The winning continued Wednesday night in Houston against a team playing without starters Dwight Howard and Terrence Jones, the Lakers doing what they really don't do, like playing interior defense and grabbing big rebounds. Johnson actually picked the pocket of James Harden to clinch it.
"It's been tough, but you find beauty in the process," Bryant said.
He's right on both counts, so what is a Lakers fan to do? Root for the tough that will bring the lottery pick? Or enjoy the beauty that will bring ... what exactly? The Lakers are not going to make the playoffs. They won't play any big games in the spring. The best they can be is mediocre, which, in the NBA, is the absolute worst.
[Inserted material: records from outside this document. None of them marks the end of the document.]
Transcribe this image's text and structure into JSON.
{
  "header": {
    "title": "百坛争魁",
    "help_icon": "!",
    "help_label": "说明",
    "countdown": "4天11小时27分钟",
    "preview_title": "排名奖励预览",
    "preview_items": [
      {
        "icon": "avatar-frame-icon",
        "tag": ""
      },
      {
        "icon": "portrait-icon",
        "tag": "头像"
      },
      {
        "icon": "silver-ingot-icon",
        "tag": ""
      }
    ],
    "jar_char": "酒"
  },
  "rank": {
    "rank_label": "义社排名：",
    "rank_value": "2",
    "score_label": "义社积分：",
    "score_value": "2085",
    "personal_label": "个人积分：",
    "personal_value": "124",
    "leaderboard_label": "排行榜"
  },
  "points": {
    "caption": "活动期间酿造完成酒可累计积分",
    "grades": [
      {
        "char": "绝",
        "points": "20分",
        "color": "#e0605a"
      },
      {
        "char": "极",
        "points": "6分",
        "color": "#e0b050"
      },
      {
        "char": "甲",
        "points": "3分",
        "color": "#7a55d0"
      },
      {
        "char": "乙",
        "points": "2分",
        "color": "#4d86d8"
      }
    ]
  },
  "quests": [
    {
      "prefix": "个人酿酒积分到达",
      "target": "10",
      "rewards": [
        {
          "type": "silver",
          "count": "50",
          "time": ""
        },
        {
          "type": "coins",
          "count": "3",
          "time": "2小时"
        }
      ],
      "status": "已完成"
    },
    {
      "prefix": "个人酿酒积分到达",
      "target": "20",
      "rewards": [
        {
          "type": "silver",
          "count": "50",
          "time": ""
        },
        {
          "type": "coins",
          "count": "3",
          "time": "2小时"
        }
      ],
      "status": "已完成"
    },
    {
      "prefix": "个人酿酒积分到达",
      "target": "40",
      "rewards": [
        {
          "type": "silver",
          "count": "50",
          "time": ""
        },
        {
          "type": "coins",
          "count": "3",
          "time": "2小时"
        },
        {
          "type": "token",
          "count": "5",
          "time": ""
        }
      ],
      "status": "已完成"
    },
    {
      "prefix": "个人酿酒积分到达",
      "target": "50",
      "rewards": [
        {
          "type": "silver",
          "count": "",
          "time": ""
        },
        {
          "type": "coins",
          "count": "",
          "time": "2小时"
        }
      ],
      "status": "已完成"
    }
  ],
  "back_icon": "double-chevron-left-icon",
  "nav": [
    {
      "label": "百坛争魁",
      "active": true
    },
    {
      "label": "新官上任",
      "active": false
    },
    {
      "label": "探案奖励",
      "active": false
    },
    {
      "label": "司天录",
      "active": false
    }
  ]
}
For answers, I consulted Neighbor Sam, a buddy who's been in this column before, the consummate Lakers fan, if only because he possess the two traits found in all Lakers fans.
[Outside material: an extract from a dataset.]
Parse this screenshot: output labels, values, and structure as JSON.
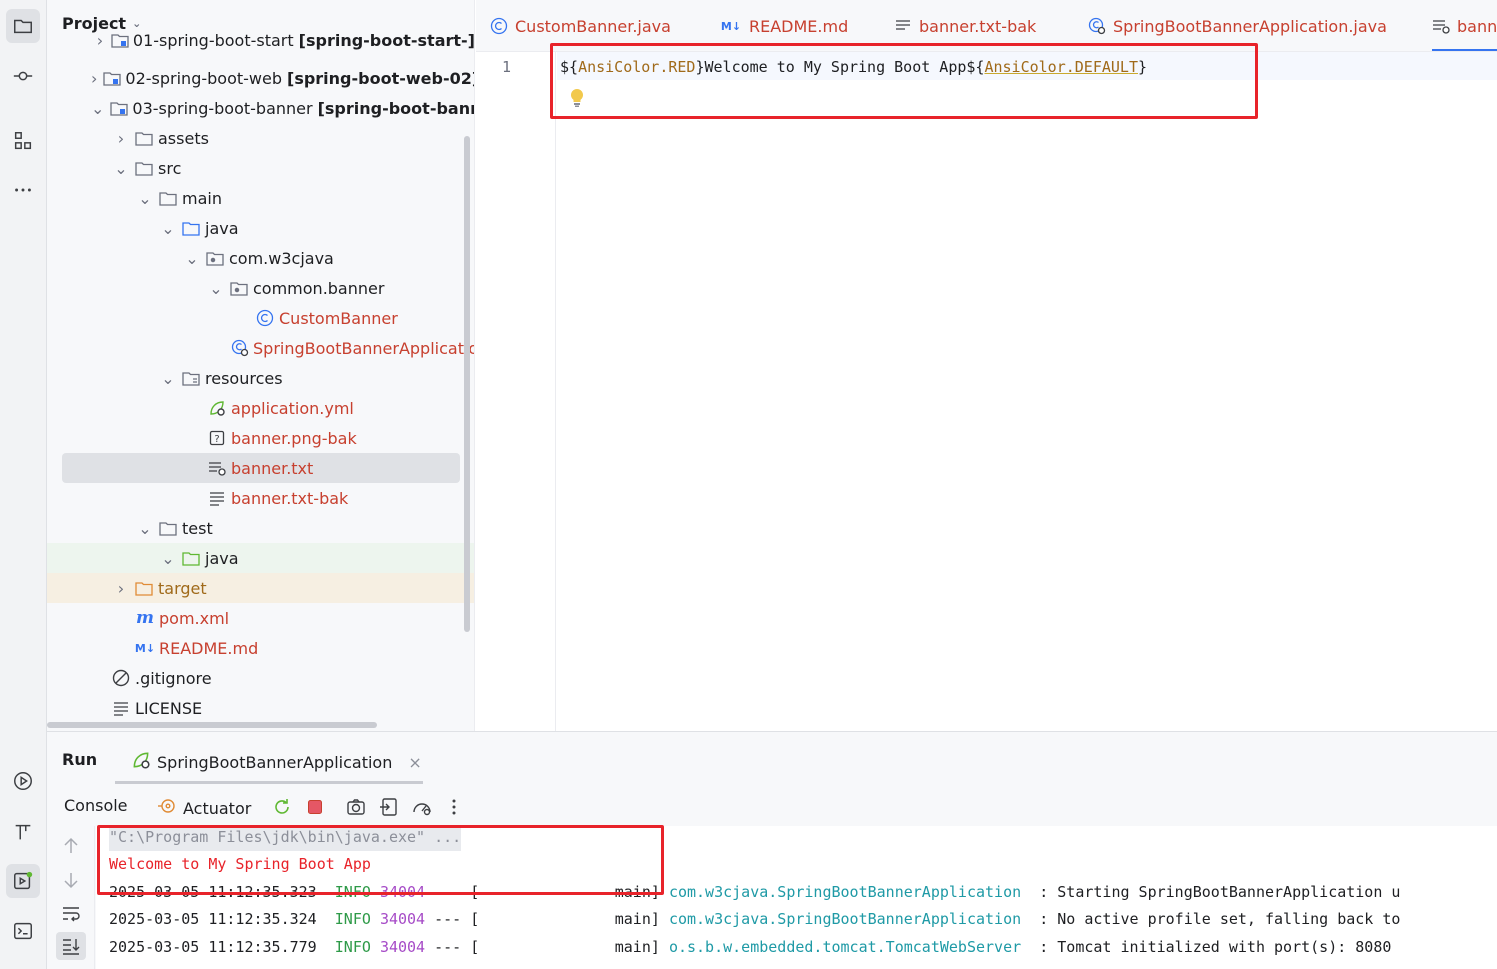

He hates the Clippers. He loves Kobe.
Neighbor Sam attended last week's debacle against San Antonio, felt no passion or energy even though he sat two seats down from Kurt Rambis Man, and walked away believing the worst . But this week happened, and Neighbor Sam found himself watching every minute of these meaningless games and finding renewed meaning.
"Hey, as a Laker fan, I know everything we should be thinking," he said, meaning the losing and the lottery. "But when they're out there and things are kind of jelling, I can't think of anything else other than, I want them to win."
He knows he's not cheering for a potential champion. He knows that cheering for the Lakers this season is actually cheering against their future. He doesn't care.
"Even though this could cost us winning for three more years, in that moment, when they're playing hard and it's exciting and it feels like it used to feel, I'm cheering for them to win now," he said.
That makes no sense, and plenty of sense, and that is apparently how this Lakers season will proceed, with the heads of their fans leaning in one direction before being overtaken by their heart.
Sure, Bryant shoots way too much, but he's leading the league in scoring and he's exuding the sort of graceful wisdom not often evident in his early years. Of course, Young can be nuts, but nuts is preferable to despair. Certainly, Scott seems overwhelmed by his new job, but it's comforting to see some of that Showtime toughness.
Yes, the Lakers should lose, lots, and nobody can be blamed for hoping that happens. But as this week showed, it might be a lot more fun trying to watch them actually win.